I proved that $x\cot x = ix+2ix/(e^{2ix}-1)$, now I need to show that
$ ix+\frac{2ix}{e^{2ix}-1} =x\cot x = 1+\sum_{j=1}^\infty \frac{(-1)^jB_{2j}}{2j!}(2x)^{2j}$.
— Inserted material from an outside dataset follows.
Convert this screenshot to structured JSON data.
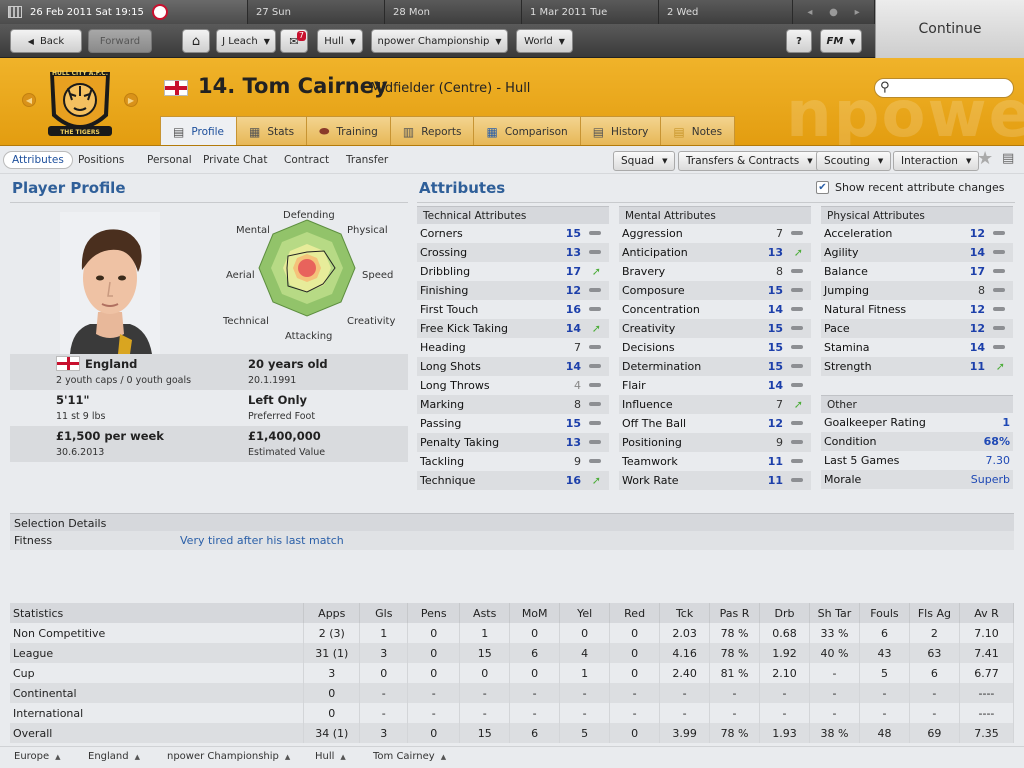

I know that $z/(e^z-1)=\sum_{k=0}^\infty(B_k/k!)z^k$ for all complex numbers $z$ such that $|z| < 2\pi$
So if I let $z=2ix$ I get $x\cot x=ix+\frac{2ix}{e^{2ix}-1}\overset{sub}{=}z/2+z/(e^z-1) = z/2+\sum\limits_{k=0}^\infty\frac{B_k}{k!}z^k$ but I don't know how to get from there to here:$1+\sum_{j=1}^\infty \frac{(-1)^jB_{2j}}{2j!}(2x)^{2j}$
Hint:
As $$g(x)={x\over e^x-1}=\sum_{j=0}^\infty B_j{x^j\over j!}$$ and $B_0=1$, your RHS is $$ \sum_{j=0}^\infty B_{2j}{(2ix)^{2j}\over (2j)!}={1\over2}(g(2ix)+g(-2ix))\\ $$